My Gender Identity Issues
My gender identity was a frequent topic of discussion when I was on my old account. I was transgender, then I was bi-gender, then I was non-binary, then I just dropped the whole gender thing completely. I'm not entirely sure what I am now. The thing is that I've found that logic and reasoning kind of eliminates the whole idea of multiple genders. I used to believe that there were 11 genders in total, but now I only believe there's 2. But the thing is, my past experiences and my feelings don't jive with logic here. I've always felt at least sort of like a woman in at least some fashion and have always felt sort of off-put by my masculinity. To be honest, it disgusts me in a lot of ways. I know that the people who say "there are only two genders" will tell me that I'm just trying to get attention, but the truth is that I'm not. This is a real issue for me, not feeling right in my own body. Feeling as conflicted and awkward as Stevonnie (Steven Universe) looks. I'm just so uncertain about it all. I feel like I want to express myself more, but I also feel like I shouldn't for the fear that it just won't feel right.

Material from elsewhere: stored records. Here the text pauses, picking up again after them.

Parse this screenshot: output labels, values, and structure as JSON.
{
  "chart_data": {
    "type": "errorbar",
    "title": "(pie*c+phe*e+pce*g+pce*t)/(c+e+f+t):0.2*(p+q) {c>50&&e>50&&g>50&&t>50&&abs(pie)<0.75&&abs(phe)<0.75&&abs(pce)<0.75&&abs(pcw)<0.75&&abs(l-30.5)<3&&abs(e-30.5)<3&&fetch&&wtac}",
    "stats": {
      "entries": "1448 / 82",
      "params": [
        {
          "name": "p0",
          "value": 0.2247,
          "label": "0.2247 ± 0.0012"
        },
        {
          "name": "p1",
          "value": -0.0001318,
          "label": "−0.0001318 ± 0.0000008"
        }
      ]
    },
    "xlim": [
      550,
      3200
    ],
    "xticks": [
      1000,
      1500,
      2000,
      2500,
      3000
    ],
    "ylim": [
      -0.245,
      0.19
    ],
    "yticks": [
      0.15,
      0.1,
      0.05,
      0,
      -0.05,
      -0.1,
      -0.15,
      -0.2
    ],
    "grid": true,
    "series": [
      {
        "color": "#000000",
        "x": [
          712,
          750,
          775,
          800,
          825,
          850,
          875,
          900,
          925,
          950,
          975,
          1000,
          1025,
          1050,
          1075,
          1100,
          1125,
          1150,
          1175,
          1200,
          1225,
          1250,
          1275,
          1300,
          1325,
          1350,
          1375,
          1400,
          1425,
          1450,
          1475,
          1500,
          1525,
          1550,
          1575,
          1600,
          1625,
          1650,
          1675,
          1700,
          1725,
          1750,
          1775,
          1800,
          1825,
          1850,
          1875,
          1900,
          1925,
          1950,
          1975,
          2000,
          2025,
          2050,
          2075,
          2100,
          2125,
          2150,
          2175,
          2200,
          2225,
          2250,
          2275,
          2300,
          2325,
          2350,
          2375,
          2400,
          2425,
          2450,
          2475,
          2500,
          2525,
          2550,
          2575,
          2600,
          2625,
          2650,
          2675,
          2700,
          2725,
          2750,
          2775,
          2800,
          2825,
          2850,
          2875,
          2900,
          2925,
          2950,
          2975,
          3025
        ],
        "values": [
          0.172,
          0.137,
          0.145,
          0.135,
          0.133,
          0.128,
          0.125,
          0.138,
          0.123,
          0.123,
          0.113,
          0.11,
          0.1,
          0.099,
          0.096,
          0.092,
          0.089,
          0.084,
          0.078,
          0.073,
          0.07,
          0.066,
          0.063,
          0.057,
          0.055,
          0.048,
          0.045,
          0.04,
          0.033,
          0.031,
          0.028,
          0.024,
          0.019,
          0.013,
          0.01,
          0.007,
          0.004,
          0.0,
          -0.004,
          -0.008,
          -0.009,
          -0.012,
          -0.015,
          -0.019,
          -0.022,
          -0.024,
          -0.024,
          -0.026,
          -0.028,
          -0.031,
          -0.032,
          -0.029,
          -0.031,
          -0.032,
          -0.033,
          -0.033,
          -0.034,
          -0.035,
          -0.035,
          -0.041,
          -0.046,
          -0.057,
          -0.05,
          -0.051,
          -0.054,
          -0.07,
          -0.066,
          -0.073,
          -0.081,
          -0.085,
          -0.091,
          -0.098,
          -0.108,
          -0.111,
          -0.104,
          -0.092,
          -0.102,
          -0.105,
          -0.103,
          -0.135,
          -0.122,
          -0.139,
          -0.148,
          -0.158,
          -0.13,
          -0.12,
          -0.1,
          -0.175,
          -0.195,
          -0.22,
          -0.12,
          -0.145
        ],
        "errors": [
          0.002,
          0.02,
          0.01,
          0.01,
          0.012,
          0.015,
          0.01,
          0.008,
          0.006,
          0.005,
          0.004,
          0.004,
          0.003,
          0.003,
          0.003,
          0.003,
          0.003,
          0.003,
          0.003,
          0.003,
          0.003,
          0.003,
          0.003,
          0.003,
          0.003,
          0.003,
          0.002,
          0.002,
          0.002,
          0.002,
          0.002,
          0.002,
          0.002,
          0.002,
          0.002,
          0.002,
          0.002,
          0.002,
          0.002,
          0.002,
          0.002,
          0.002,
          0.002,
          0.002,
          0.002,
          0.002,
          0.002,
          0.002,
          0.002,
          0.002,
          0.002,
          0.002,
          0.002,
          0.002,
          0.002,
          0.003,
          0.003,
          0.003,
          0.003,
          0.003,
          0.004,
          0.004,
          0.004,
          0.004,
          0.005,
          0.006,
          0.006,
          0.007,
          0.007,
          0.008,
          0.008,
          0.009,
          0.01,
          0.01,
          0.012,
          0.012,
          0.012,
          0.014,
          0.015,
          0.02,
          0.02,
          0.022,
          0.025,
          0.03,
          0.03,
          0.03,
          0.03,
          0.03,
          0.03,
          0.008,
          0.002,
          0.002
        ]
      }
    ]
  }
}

Sorry for wasting everyone else's time again with these dumb blog posts I keep making. Seriously, they accomplish nothing in real life. I know they bring me a sort of relief of some of my anxiety (some meaning a lot in normal people terms and a little in my terms), but nothing really comes out of them. Why do I keep posting these instead of writing a suicide note? At least that will bring some relief to everyone else if I ultimately decide to end it all. They'll understand my emotional pain much better, and won't just think of my suicide as some sort of random event without reason. I know there must be an answer to that if I just keep on suffering like this... Right? If there weren't, I'd have overdosed on Ibuprofen by now. I don't know if that question was rhetorical or not anymore.